Sat 13 November 2021:
A large-scale French study suggesting symptoms of so-called long COVID may be more due to psychological factors than to infection with the virus has sparked debate among patients and scientists.
The report that appeared earlier this week in the Journal of the American Medical Association focused on nearly 27,000 participants across France who took antibody tests to screen for COVID infection.
After the subjects had received the antibody test results, researchers asked them whether they believed they had been infected with COVID and to report on symptoms like fatigue, breathlessness or impaired attention.
The vast majority of respondents—over 25,000 people—tested negative for COVID antibodies and believed they had never been sick.
Of the some 1,000 who tested positive, about 450 believed they had contracted the virus.
Finally, about 460 people who received negative antibody tests said they nonetheless believed they had had COVID.
Researchers found that people who believed they had COVID, whether or not they had a positive test, were more likely to report long-term symptoms.
A positive antibody test, meanwhile, was only consistently associated with one long-term symptom: loss of smell.
They concluded that persistent physical symptoms “may be associated more with the belief in having been infected with SARS-CoV-2 than with having laboratory-confirmed COVID-19 infection”.
The study coordinated by Cedric Lemogne, head of psychiatry at the Hotel-Dieu hospital in Paris, suggested the findings were important in order to allow research into other causes of the symptoms.
“A medical evaluation of these patients may be needed to prevent symptoms due to another disease being erroneously attributed to ‘long COVID’,” it said.
Scepticism
But for patients suffering from these symptoms, the analysis feels like an attempt to discredit them.
After the study was written up in French daily Le Monde, patient support group ApresJ20 alleged it could lead to stigmatisation of people with long COVID.
And some researchers have questioned the study’s methods.
Several reactions from experts published via the Science Media Centre point out that serology tests for antibodies cannot always reliably measure previous COVID infection—with one researcher saying it could be particularly unreliable for people feelings sick months after infection.
“Some research in hospitalised patients suggests long COVID patients can tend to have weaker antibody responses,” said British virologist Jeremy Rossman.

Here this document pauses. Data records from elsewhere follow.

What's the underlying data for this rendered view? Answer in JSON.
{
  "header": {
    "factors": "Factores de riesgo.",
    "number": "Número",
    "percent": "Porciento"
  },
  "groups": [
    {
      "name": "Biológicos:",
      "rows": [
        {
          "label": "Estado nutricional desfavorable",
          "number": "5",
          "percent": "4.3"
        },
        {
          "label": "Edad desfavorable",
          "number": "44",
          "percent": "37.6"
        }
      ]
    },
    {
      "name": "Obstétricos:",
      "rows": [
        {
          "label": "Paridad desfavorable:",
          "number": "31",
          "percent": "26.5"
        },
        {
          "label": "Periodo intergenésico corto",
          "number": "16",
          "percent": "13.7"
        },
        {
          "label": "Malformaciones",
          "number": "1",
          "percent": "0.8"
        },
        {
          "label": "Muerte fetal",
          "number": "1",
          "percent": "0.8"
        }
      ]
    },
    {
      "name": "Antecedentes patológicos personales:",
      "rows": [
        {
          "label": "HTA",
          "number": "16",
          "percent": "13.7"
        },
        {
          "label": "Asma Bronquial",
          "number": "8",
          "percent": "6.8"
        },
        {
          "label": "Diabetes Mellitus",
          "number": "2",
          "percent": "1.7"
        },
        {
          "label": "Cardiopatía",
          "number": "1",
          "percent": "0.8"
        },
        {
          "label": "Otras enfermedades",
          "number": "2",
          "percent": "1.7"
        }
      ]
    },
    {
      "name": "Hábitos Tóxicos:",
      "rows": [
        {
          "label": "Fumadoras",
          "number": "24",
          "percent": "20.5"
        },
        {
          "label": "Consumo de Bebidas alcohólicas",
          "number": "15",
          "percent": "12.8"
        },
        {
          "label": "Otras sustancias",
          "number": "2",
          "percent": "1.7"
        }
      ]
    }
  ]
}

But long COVID is itself very poorly defined—and that makes research on the subject hard to frame.
The French study alone explored more than a dozen symptoms including joint pain, sore muscles, fatigue, poor attention, skin problems, hearing impairment, constipation, dizziness and more.
“The case definition is bad,” said Perry Wilson of Yale University on the Medscape website. “We have zero diagnostic tests, and papers like this may be used to argue it isn’t even a real problem.”
Wilson said he knows from personal experience that people who get even mild COVID can experience serious symptoms for months afterwards.
“We need to recognise that vague symptoms lead to vague diagnoses—and without clearer criteria, we risk labelling a bunch of people with ‘long COVID’ when that’s not what they have at all,” he said.